Some may think that I am sharing too much by talking about God exposing sin in my life and breaking me of years of spiritual blindness…I don’t care. Just like David said when he danced naked after the ark was returned to Jerusalem, “I will be even more undignified than this!” So, I will not go dancing down the street naked, but I will show the nakedness of my soul that has been touched by my Savior, for I have nothing to hide. He has redeemed me and is setting me free. I cannot stay silent.
I have been consumed these days by thoughts of Him. I cannot put the bible down. I cannot stop writing in my journal. I cannot stop just wanting to give Him glory and honor in everything that I do. I have lived 38 years of my life so far. I only pray that He gives me at least 39 more years so that I can live more than half of my life with this new found love and joy that I have found in my Savior. I have lived 8 years of marriage where I have been unable to give my whole heart to a woman that I really love. I only pray that these 8 years are a tiny fraction of the years of marriage left where I can give my wife my entire heart and see the Lord glorified in our midst every single day.

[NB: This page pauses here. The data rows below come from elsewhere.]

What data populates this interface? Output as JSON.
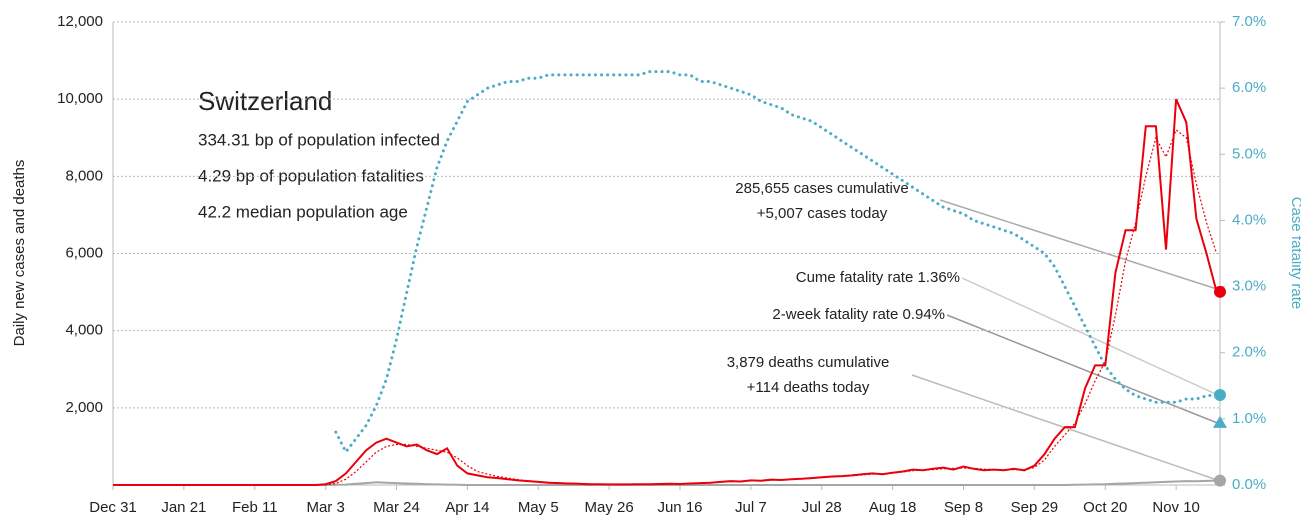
{
  "chart_data": {
    "type": "line",
    "y_label": "Daily new cases and deaths",
    "y2_label": "Case fatality rate",
    "country": "Switzerland",
    "info": [
      "334.31 bp of population infected",
      "4.29 bp of population fatalities",
      "42.2 median population age"
    ],
    "annotations": [
      "285,655 cases cumulative",
      "+5,007 cases today",
      "Cume fatality rate 1.36%",
      "2-week fatality rate 0.94%",
      "3,879 deaths cumulative",
      "+114 deaths today"
    ],
    "two_week_fatality_rate": 0.94,
    "x": [
      0,
      3,
      6,
      9,
      12,
      15,
      18,
      21,
      24,
      27,
      30,
      33,
      36,
      39,
      42,
      45,
      48,
      51,
      54,
      57,
      60,
      63,
      66,
      69,
      72,
      75,
      78,
      81,
      84,
      87,
      90,
      93,
      96,
      99,
      102,
      105,
      108,
      111,
      114,
      117,
      120,
      123,
      126,
      129,
      132,
      135,
      138,
      141,
      144,
      147,
      150,
      153,
      156,
      159,
      162,
      165,
      168,
      171,
      174,
      177,
      180,
      183,
      186,
      189,
      192,
      195,
      198,
      201,
      204,
      207,
      210,
      213,
      216,
      219,
      222,
      225,
      228,
      231,
      234,
      237,
      240,
      243,
      246,
      249,
      252,
      255,
      258,
      261,
      264,
      267,
      270,
      273,
      276,
      279,
      282,
      285,
      288,
      291,
      294,
      297,
      300,
      303,
      306,
      309,
      312,
      315,
      318,
      321,
      324,
      327
    ],
    "xlim": [
      0,
      328
    ],
    "xticks": [
      {
        "value": 0,
        "label": "Dec 31"
      },
      {
        "value": 21,
        "label": "Jan 21"
      },
      {
        "value": 42,
        "label": "Feb 11"
      },
      {
        "value": 63,
        "label": "Mar 3"
      },
      {
        "value": 84,
        "label": "Mar 24"
      },
      {
        "value": 105,
        "label": "Apr 14"
      },
      {
        "value": 126,
        "label": "May 5"
      },
      {
        "value": 147,
        "label": "May 26"
      },
      {
        "value": 168,
        "label": "Jun 16"
      },
      {
        "value": 189,
        "label": "Jul 7"
      },
      {
        "value": 210,
        "label": "Jul 28"
      },
      {
        "value": 231,
        "label": "Aug 18"
      },
      {
        "value": 252,
        "label": "Sep 8"
      },
      {
        "value": 273,
        "label": "Sep 29"
      },
      {
        "value": 294,
        "label": "Oct 20"
      },
      {
        "value": 315,
        "label": "Nov 10"
      }
    ],
    "ylim": [
      0,
      12000
    ],
    "yticks": [
      {
        "value": 2000,
        "label": "2,000"
      },
      {
        "value": 4000,
        "label": "4,000"
      },
      {
        "value": 6000,
        "label": "6,000"
      },
      {
        "value": 8000,
        "label": "8,000"
      },
      {
        "value": 10000,
        "label": "10,000"
      },
      {
        "value": 12000,
        "label": "12,000"
      }
    ],
    "y2lim": [
      0,
      7
    ],
    "y2ticks": [
      {
        "value": 0,
        "label": "0.0%"
      },
      {
        "value": 1,
        "label": "1.0%"
      },
      {
        "value": 2,
        "label": "2.0%"
      },
      {
        "value": 3,
        "label": "3.0%"
      },
      {
        "value": 4,
        "label": "4.0%"
      },
      {
        "value": 5,
        "label": "5.0%"
      },
      {
        "value": 6,
        "label": "6.0%"
      },
      {
        "value": 7,
        "label": "7.0%"
      }
    ],
    "grid": true,
    "series": [
      {
        "color": "#e8000b",
        "style": "solid",
        "values": [
          0,
          0,
          0,
          0,
          0,
          0,
          0,
          0,
          0,
          0,
          0,
          0,
          0,
          0,
          0,
          0,
          0,
          0,
          0,
          0,
          0,
          20,
          100,
          300,
          600,
          900,
          1100,
          1200,
          1100,
          1000,
          1050,
          900,
          800,
          950,
          500,
          300,
          250,
          200,
          180,
          150,
          120,
          100,
          80,
          60,
          50,
          40,
          30,
          20,
          20,
          15,
          15,
          15,
          20,
          20,
          25,
          30,
          25,
          40,
          50,
          60,
          80,
          100,
          90,
          120,
          110,
          140,
          130,
          150,
          160,
          180,
          200,
          220,
          230,
          250,
          280,
          300,
          280,
          320,
          350,
          400,
          380,
          420,
          450,
          400,
          480,
          420,
          380,
          400,
          380,
          420,
          380,
          500,
          800,
          1200,
          1500,
          1500,
          2500,
          3100,
          3100,
          5500,
          6600,
          6600,
          9300,
          9300,
          6100,
          10000,
          9400,
          6900,
          6000,
          5007
        ]
      },
      {
        "color": "#e8000b",
        "style": "dotted",
        "values": [
          0,
          0,
          0,
          0,
          0,
          0,
          0,
          0,
          0,
          0,
          0,
          0,
          0,
          0,
          0,
          0,
          0,
          0,
          0,
          0,
          0,
          5,
          40,
          150,
          350,
          600,
          850,
          1000,
          1050,
          1050,
          1000,
          950,
          900,
          850,
          700,
          500,
          350,
          280,
          220,
          180,
          140,
          110,
          90,
          70,
          55,
          45,
          35,
          28,
          22,
          18,
          16,
          16,
          18,
          20,
          22,
          25,
          28,
          33,
          42,
          52,
          70,
          85,
          95,
          105,
          115,
          125,
          135,
          145,
          155,
          170,
          190,
          210,
          225,
          240,
          260,
          280,
          290,
          310,
          340,
          370,
          385,
          400,
          420,
          430,
          440,
          430,
          410,
          400,
          395,
          400,
          400,
          450,
          650,
          1000,
          1300,
          1600,
          2100,
          2700,
          3200,
          4400,
          5800,
          6800,
          8000,
          9000,
          8500,
          9200,
          9000,
          7800,
          6800,
          6000
        ]
      },
      {
        "color": "#4bacc6",
        "style": "cfr",
        "axis": "y2",
        "values": [
          null,
          null,
          null,
          null,
          null,
          null,
          null,
          null,
          null,
          null,
          null,
          null,
          null,
          null,
          null,
          null,
          null,
          null,
          null,
          null,
          null,
          null,
          0.8,
          0.5,
          0.7,
          0.9,
          1.2,
          1.6,
          2.2,
          2.9,
          3.6,
          4.2,
          4.8,
          5.2,
          5.5,
          5.8,
          5.9,
          6.0,
          6.05,
          6.1,
          6.1,
          6.15,
          6.15,
          6.2,
          6.2,
          6.2,
          6.2,
          6.2,
          6.2,
          6.2,
          6.2,
          6.2,
          6.2,
          6.25,
          6.25,
          6.25,
          6.2,
          6.2,
          6.1,
          6.1,
          6.05,
          6.0,
          5.95,
          5.9,
          5.8,
          5.75,
          5.7,
          5.6,
          5.55,
          5.5,
          5.4,
          5.3,
          5.2,
          5.1,
          5.0,
          4.9,
          4.8,
          4.7,
          4.6,
          4.5,
          4.4,
          4.3,
          4.2,
          4.15,
          4.1,
          4.0,
          3.95,
          3.9,
          3.85,
          3.8,
          3.7,
          3.6,
          3.5,
          3.3,
          3.0,
          2.7,
          2.4,
          2.1,
          1.8,
          1.6,
          1.45,
          1.35,
          1.3,
          1.25,
          1.25,
          1.25,
          1.3,
          1.3,
          1.35,
          1.36
        ]
      },
      {
        "color": "#a6a6a6",
        "style": "solid",
        "values": [
          0,
          0,
          0,
          0,
          0,
          0,
          0,
          0,
          0,
          0,
          0,
          0,
          0,
          0,
          0,
          0,
          0,
          0,
          0,
          0,
          0,
          0,
          5,
          10,
          30,
          50,
          70,
          60,
          50,
          40,
          30,
          20,
          15,
          10,
          5,
          0,
          0,
          0,
          0,
          0,
          0,
          0,
          0,
          0,
          0,
          0,
          0,
          0,
          0,
          0,
          0,
          0,
          0,
          0,
          0,
          0,
          0,
          0,
          0,
          0,
          0,
          0,
          0,
          0,
          0,
          0,
          0,
          0,
          0,
          0,
          0,
          0,
          0,
          0,
          0,
          0,
          0,
          0,
          0,
          0,
          0,
          0,
          0,
          0,
          0,
          0,
          0,
          0,
          0,
          0,
          0,
          0,
          0,
          0,
          0,
          5,
          10,
          15,
          20,
          30,
          40,
          50,
          60,
          70,
          80,
          90,
          100,
          95,
          105,
          114
        ]
      }
    ]
  }
}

As I was thinking about these things the other day, I said, “Lord, You have indeed answered my prayer asking You to break me open and reveal my sin so that I would see it clearly. But now I want You to answer my prayer of showing me Your glory.” And as soon as I said this, I felt the Holy Spirit say, “I have shown You my glory by exposing the depravity of your heart and then covering it with my love.” Oh, how my heart shouted for joy when I saw this to be true. What can be more glorious than a heart that has been revealed to be full of such sin and yet the love of Christ that covers the sin of such a wicked heart? Yes, mine eyes have seen the glory of the Lord.